Operationalising and embedding human rights across an organisation
By Craig Melson, techUK

techUK hosted a conference in London on ‘Human Rights and tech supply chains’ on the 2nd of April 2019. Colleen Theron, Director of Ardea International moderated a panel discussion with Pratab Tambe from Tata Consultancy Services, Latifa Chomoko from PWC and Charlotte Kirby from Salesforce. This is a summary of the key points arising from the panel discussion and questions:
- The need to change corporate culture: A human rights first culture will only be embedded if it is fully integrated into corporate culture at all levels, not just seen as a reporting or due diligence requirement that sits in procurement or legal. This also means not seeing work through a CSR lens too, it is important to have human rights risks understood at all levels.
- Leadership buy in: Panellists emphasised that senior level buy in is key so they can take overall responsibility and ensure training and awareness is dissipated. If struggling, it is good to show company leaders two plausible real risks and threats to human rights than that will turn heads.
- Training: As well as discussing how to generate senior buy-in, middle management and executive training is important too. Some businesses have a programme of education and awareness, starting with procurement teams. The Modern Slavery Act created impetus and saw businesses use training exercises that tailored human rights to specific job functions.
- Partnerships: Having policies, procedures and due diligence is good, but companies need to partner with NGOs and organisations in the operating regions to achieve those policies and generate impact. This also means training and education for indeed partnerships has its own SDG (17).

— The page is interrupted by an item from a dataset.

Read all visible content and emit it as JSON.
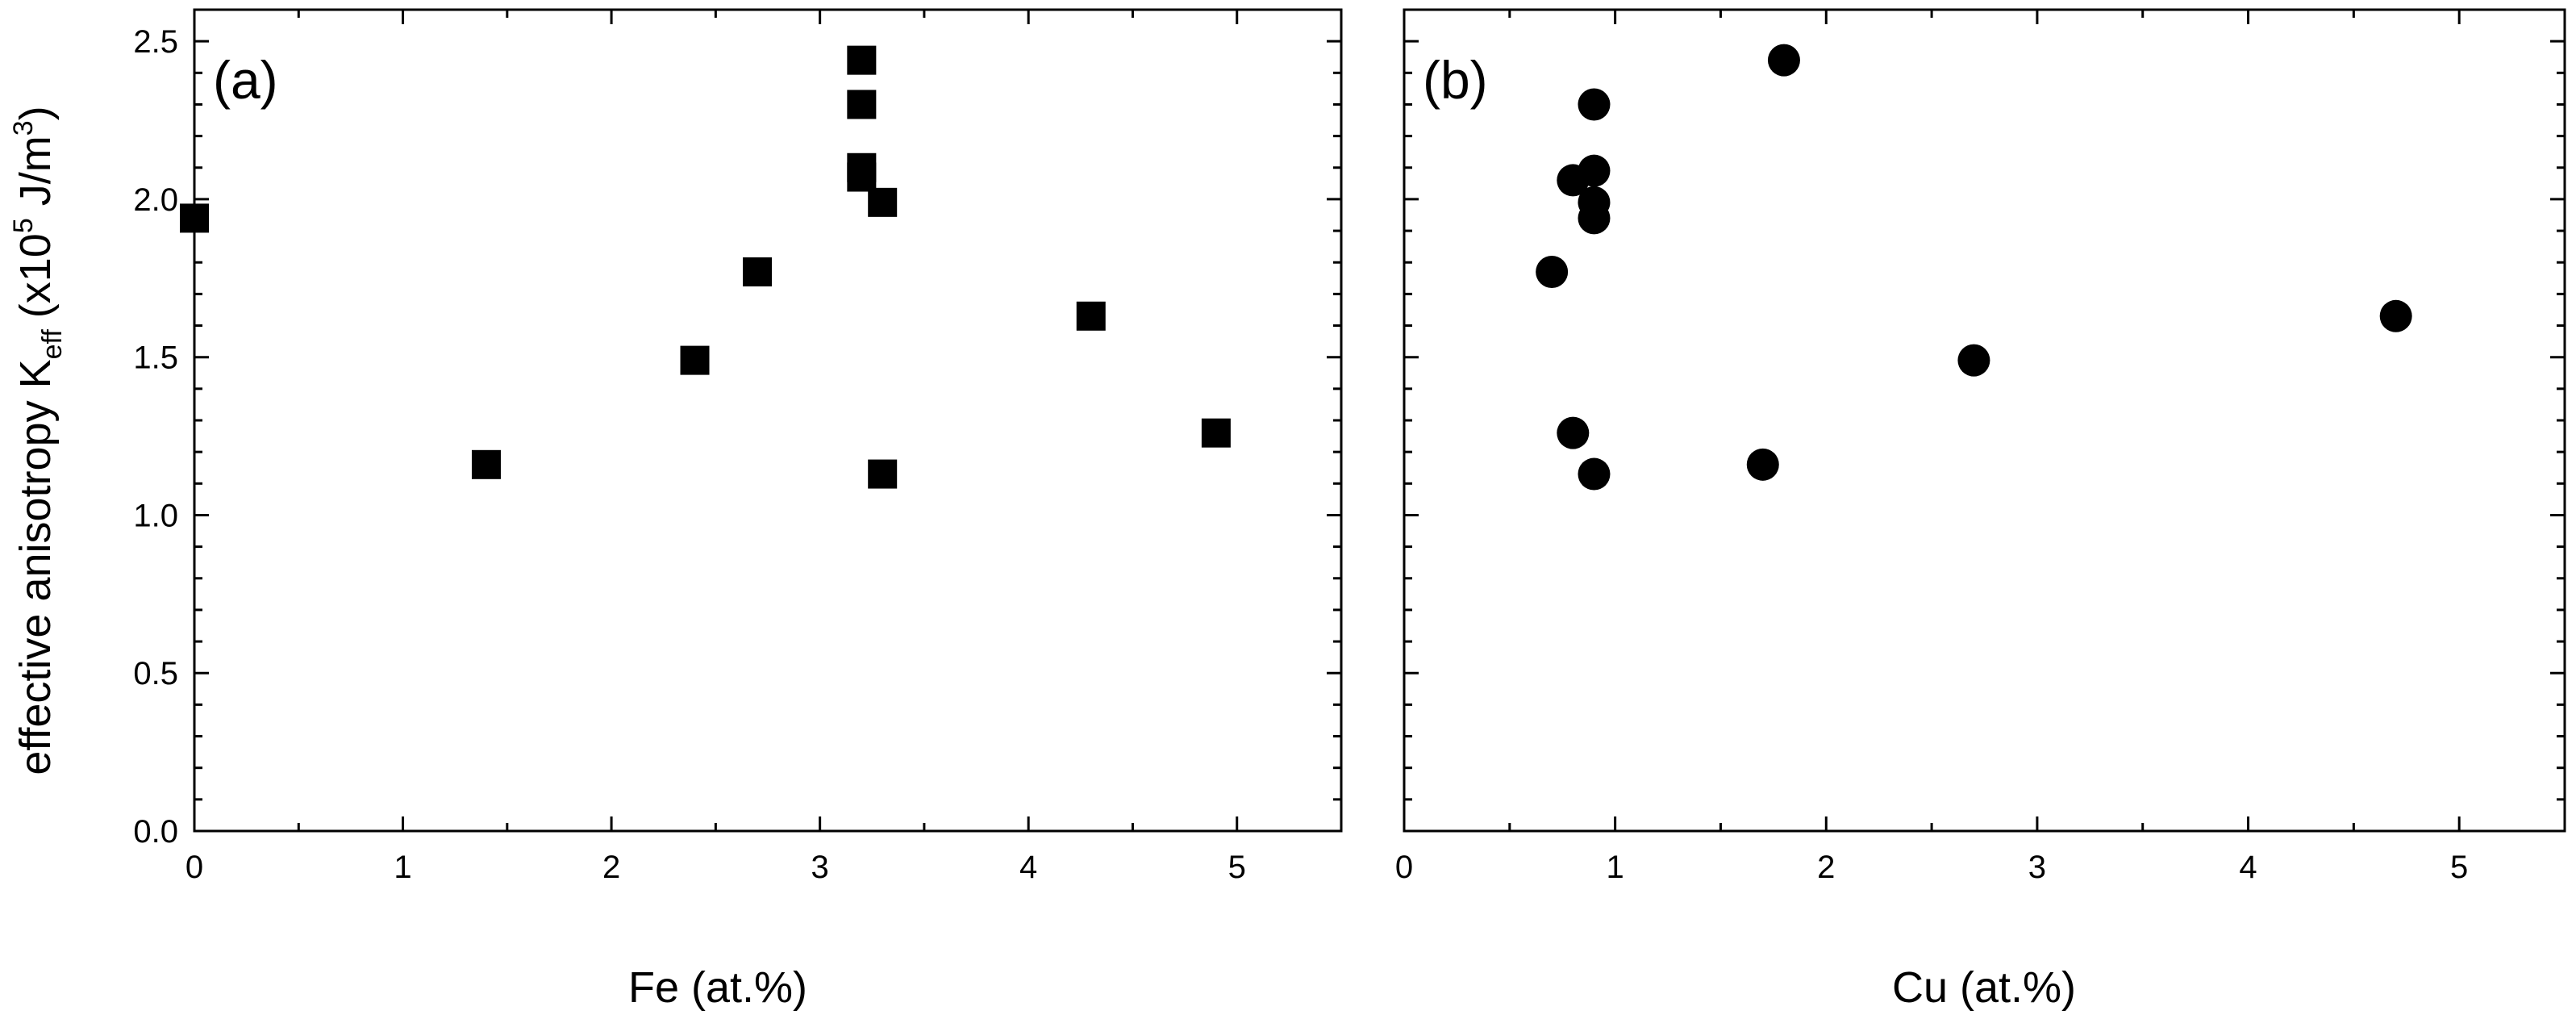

- Working as a sector: Co-operation with competitors who share the same supply chains and risk profiles can magnify impact. No-one should compete on sustainability, adherence to the SDGs or human rights. This could include developing reporting standards, responses to bad practice and impact measurement.

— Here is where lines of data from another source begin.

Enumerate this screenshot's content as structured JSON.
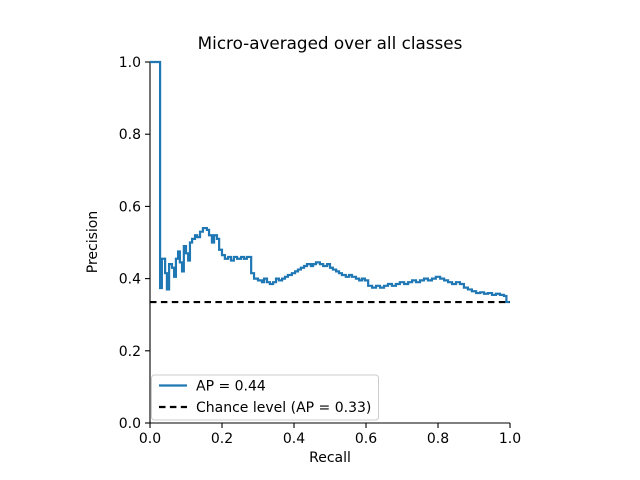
{
  "figure": {
    "title": "Micro-averaged over all classes"
  },
  "colors": {
    "curve": "#1f77b4",
    "chance": "#000000",
    "spine": "#000000",
    "tick": "#000000",
    "legend_border": "#cccccc",
    "legend_bg": "#ffffff",
    "background": "#ffffff"
  },
  "chart_data": {
    "type": "line",
    "title": "Micro-averaged over all classes",
    "xlabel": "Recall",
    "ylabel": "Precision",
    "xlim": [
      0.0,
      1.0
    ],
    "ylim": [
      0.0,
      1.0
    ],
    "xticks": [
      0.0,
      0.2,
      0.4,
      0.6,
      0.8,
      1.0
    ],
    "xtick_labels": [
      "0.0",
      "0.2",
      "0.4",
      "0.6",
      "0.8",
      "1.0"
    ],
    "yticks": [
      0.0,
      0.2,
      0.4,
      0.6,
      0.8,
      1.0
    ],
    "ytick_labels": [
      "0.0",
      "0.2",
      "0.4",
      "0.6",
      "0.8",
      "1.0"
    ],
    "grid": false,
    "legend_position": "lower left",
    "series": [
      {
        "name": "AP = 0.44",
        "style": "solid",
        "step": "post",
        "color": "#1f77b4",
        "points": [
          [
            0.0,
            1.0
          ],
          [
            0.028,
            0.374
          ],
          [
            0.033,
            0.455
          ],
          [
            0.042,
            0.415
          ],
          [
            0.047,
            0.37
          ],
          [
            0.053,
            0.44
          ],
          [
            0.061,
            0.43
          ],
          [
            0.067,
            0.405
          ],
          [
            0.072,
            0.455
          ],
          [
            0.078,
            0.475
          ],
          [
            0.083,
            0.445
          ],
          [
            0.089,
            0.42
          ],
          [
            0.094,
            0.49
          ],
          [
            0.1,
            0.47
          ],
          [
            0.106,
            0.45
          ],
          [
            0.111,
            0.5
          ],
          [
            0.117,
            0.51
          ],
          [
            0.125,
            0.52
          ],
          [
            0.131,
            0.515
          ],
          [
            0.139,
            0.53
          ],
          [
            0.147,
            0.54
          ],
          [
            0.158,
            0.535
          ],
          [
            0.164,
            0.52
          ],
          [
            0.172,
            0.5
          ],
          [
            0.178,
            0.52
          ],
          [
            0.186,
            0.51
          ],
          [
            0.192,
            0.48
          ],
          [
            0.2,
            0.465
          ],
          [
            0.208,
            0.455
          ],
          [
            0.217,
            0.46
          ],
          [
            0.225,
            0.45
          ],
          [
            0.233,
            0.46
          ],
          [
            0.242,
            0.455
          ],
          [
            0.253,
            0.46
          ],
          [
            0.261,
            0.455
          ],
          [
            0.269,
            0.46
          ],
          [
            0.281,
            0.415
          ],
          [
            0.289,
            0.4
          ],
          [
            0.3,
            0.395
          ],
          [
            0.311,
            0.39
          ],
          [
            0.317,
            0.4
          ],
          [
            0.325,
            0.39
          ],
          [
            0.333,
            0.385
          ],
          [
            0.342,
            0.39
          ],
          [
            0.35,
            0.4
          ],
          [
            0.358,
            0.395
          ],
          [
            0.367,
            0.4
          ],
          [
            0.375,
            0.405
          ],
          [
            0.383,
            0.41
          ],
          [
            0.394,
            0.415
          ],
          [
            0.403,
            0.42
          ],
          [
            0.411,
            0.425
          ],
          [
            0.419,
            0.43
          ],
          [
            0.428,
            0.435
          ],
          [
            0.436,
            0.44
          ],
          [
            0.447,
            0.435
          ],
          [
            0.453,
            0.44
          ],
          [
            0.461,
            0.445
          ],
          [
            0.472,
            0.44
          ],
          [
            0.481,
            0.435
          ],
          [
            0.492,
            0.44
          ],
          [
            0.5,
            0.43
          ],
          [
            0.508,
            0.425
          ],
          [
            0.517,
            0.42
          ],
          [
            0.525,
            0.415
          ],
          [
            0.533,
            0.41
          ],
          [
            0.544,
            0.405
          ],
          [
            0.553,
            0.41
          ],
          [
            0.561,
            0.405
          ],
          [
            0.572,
            0.4
          ],
          [
            0.581,
            0.395
          ],
          [
            0.589,
            0.4
          ],
          [
            0.597,
            0.395
          ],
          [
            0.606,
            0.38
          ],
          [
            0.617,
            0.375
          ],
          [
            0.628,
            0.38
          ],
          [
            0.639,
            0.375
          ],
          [
            0.65,
            0.38
          ],
          [
            0.661,
            0.385
          ],
          [
            0.672,
            0.38
          ],
          [
            0.683,
            0.385
          ],
          [
            0.694,
            0.39
          ],
          [
            0.706,
            0.385
          ],
          [
            0.717,
            0.39
          ],
          [
            0.728,
            0.395
          ],
          [
            0.739,
            0.39
          ],
          [
            0.75,
            0.395
          ],
          [
            0.761,
            0.4
          ],
          [
            0.772,
            0.395
          ],
          [
            0.783,
            0.4
          ],
          [
            0.794,
            0.405
          ],
          [
            0.806,
            0.4
          ],
          [
            0.817,
            0.395
          ],
          [
            0.828,
            0.39
          ],
          [
            0.839,
            0.385
          ],
          [
            0.85,
            0.39
          ],
          [
            0.861,
            0.385
          ],
          [
            0.872,
            0.375
          ],
          [
            0.883,
            0.37
          ],
          [
            0.894,
            0.365
          ],
          [
            0.906,
            0.36
          ],
          [
            0.917,
            0.362
          ],
          [
            0.928,
            0.358
          ],
          [
            0.939,
            0.36
          ],
          [
            0.95,
            0.355
          ],
          [
            0.961,
            0.358
          ],
          [
            0.972,
            0.355
          ],
          [
            0.983,
            0.352
          ],
          [
            0.99,
            0.335
          ],
          [
            1.0,
            0.335
          ]
        ]
      },
      {
        "name": "Chance level (AP = 0.33)",
        "style": "dashed",
        "step": "none",
        "color": "#000000",
        "points": [
          [
            0.0,
            0.335
          ],
          [
            1.0,
            0.335
          ]
        ]
      }
    ]
  }
}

- Securing time and resources: Education, a good corporate culture and understanding of the risks means companies will invest, especially if there is real or perceived pressure from stakeholders such as investors.
- Human rights risks are tangible human rights risks: For some firms with a lower perceived risks or lack of awareness of human rights, a way to win people over is highlighting the tangible business benefits of better supply chain engagement and transparency. However in an ideal world the moral imperative should be enough.

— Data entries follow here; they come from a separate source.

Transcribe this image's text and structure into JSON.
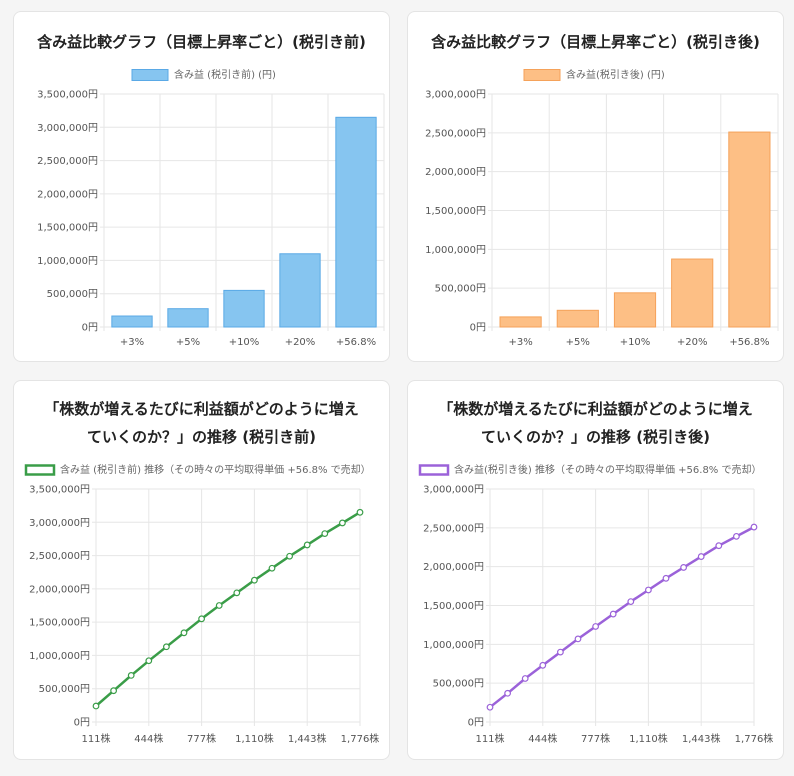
{
  "chart_data": [
    {
      "type": "bar",
      "title": "含み益比較グラフ（目標上昇率ごと）(税引き前)",
      "legend": "含み益 (税引き前) (円)",
      "categories": [
        "+3%",
        "+5%",
        "+10%",
        "+20%",
        "+56.8%"
      ],
      "values": [
        165000,
        275000,
        550000,
        1100000,
        3150000
      ],
      "ylim": [
        0,
        3500000
      ],
      "yticks": [
        0,
        500000,
        1000000,
        1500000,
        2000000,
        2500000,
        3000000,
        3500000
      ],
      "unit": "円",
      "color_fill": "#86c5f0",
      "color_line": "#5aa9e6"
    },
    {
      "type": "bar",
      "title": "含み益比較グラフ（目標上昇率ごと）(税引き後)",
      "legend": "含み益(税引き後) (円)",
      "categories": [
        "+3%",
        "+5%",
        "+10%",
        "+20%",
        "+56.8%"
      ],
      "values": [
        130000,
        215000,
        440000,
        875000,
        2510000
      ],
      "ylim": [
        0,
        3000000
      ],
      "yticks": [
        0,
        500000,
        1000000,
        1500000,
        2000000,
        2500000,
        3000000
      ],
      "unit": "円",
      "color_fill": "#fdbf85",
      "color_line": "#f5a25a"
    },
    {
      "type": "line",
      "title": "「株数が増えるたびに利益額がどのように増えていくのか？」の推移 (税引き前)",
      "legend": "含み益 (税引き前) 推移（その時々の平均取得単価 +56.8% で売却）",
      "x": [
        111,
        222,
        333,
        444,
        555,
        666,
        777,
        888,
        999,
        1110,
        1221,
        1332,
        1443,
        1554,
        1665,
        1776
      ],
      "xticks": [
        "111株",
        "444株",
        "777株",
        "1,110株",
        "1,443株",
        "1,776株"
      ],
      "xtick_values": [
        111,
        444,
        777,
        1110,
        1443,
        1776
      ],
      "values": [
        240000,
        470000,
        700000,
        920000,
        1130000,
        1340000,
        1550000,
        1750000,
        1940000,
        2130000,
        2310000,
        2490000,
        2660000,
        2830000,
        2990000,
        3150000
      ],
      "ylim": [
        0,
        3500000
      ],
      "yticks": [
        0,
        500000,
        1000000,
        1500000,
        2000000,
        2500000,
        3000000,
        3500000
      ],
      "unit": "円",
      "color_line": "#3a9d48",
      "color_fill": "#ffffff"
    },
    {
      "type": "line",
      "title": "「株数が増えるたびに利益額がどのように増えていくのか？」の推移 (税引き後)",
      "legend": "含み益(税引き後) 推移（その時々の平均取得単価 +56.8% で売却）",
      "x": [
        111,
        222,
        333,
        444,
        555,
        666,
        777,
        888,
        999,
        1110,
        1221,
        1332,
        1443,
        1554,
        1665,
        1776
      ],
      "xticks": [
        "111株",
        "444株",
        "777株",
        "1,110株",
        "1,443株",
        "1,776株"
      ],
      "xtick_values": [
        111,
        444,
        777,
        1110,
        1443,
        1776
      ],
      "values": [
        190000,
        370000,
        560000,
        730000,
        900000,
        1070000,
        1230000,
        1390000,
        1550000,
        1700000,
        1850000,
        1990000,
        2130000,
        2270000,
        2390000,
        2510000
      ],
      "ylim": [
        0,
        3000000
      ],
      "yticks": [
        0,
        500000,
        1000000,
        1500000,
        2000000,
        2500000,
        3000000
      ],
      "unit": "円",
      "color_line": "#9b62d9",
      "color_fill": "#ffffff"
    }
  ]
}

- Education of staff: Volunteering and training is an excellent way to get staff to understand the human side of what can be seen as a distant environment. Getting people out their comfort zones builds resolve to try and address human rights and sustainability issues in supply chains and vulnerable regions. Then empower staff to come up with a partial answer to supply chain or human rights issue that utilises their day-job expertise.
- Corporate frameworks: Human rights can be embedded by following processes for other areas that need frameworks or due diligence (for example on-boarding or finance). All these frameworks are around minimisations, measurements and reporting human rights can be assessed that way.
- Technology can bring make things easier: Existing and emerging technologies can help supply chain transparency and do more in depth analysis and risks, so should play a major role in the actual operationalisation of human rights, particularly digital identity and blockchain solutions. However, firms should be ready to act on the disclosures this will reveal and have processes to act on the risks and instances the technology finds.
- Blockchain can be transformational: Distributed Ledger Technology is an incredible opportunity to generate data on every incident and actor in a supply chain and if integrated with other datasets is an important tool indeed.
- Disclosure and supplier training: Companies are averse to disclosing human rights abuses that exist, but disclosure is important especially if accompanied by steps on remedying the issues. Panellists advocated against disengaging the supplier as it is better to work with organisations in the supply trains than create a risk of workers being exploited elsewhere.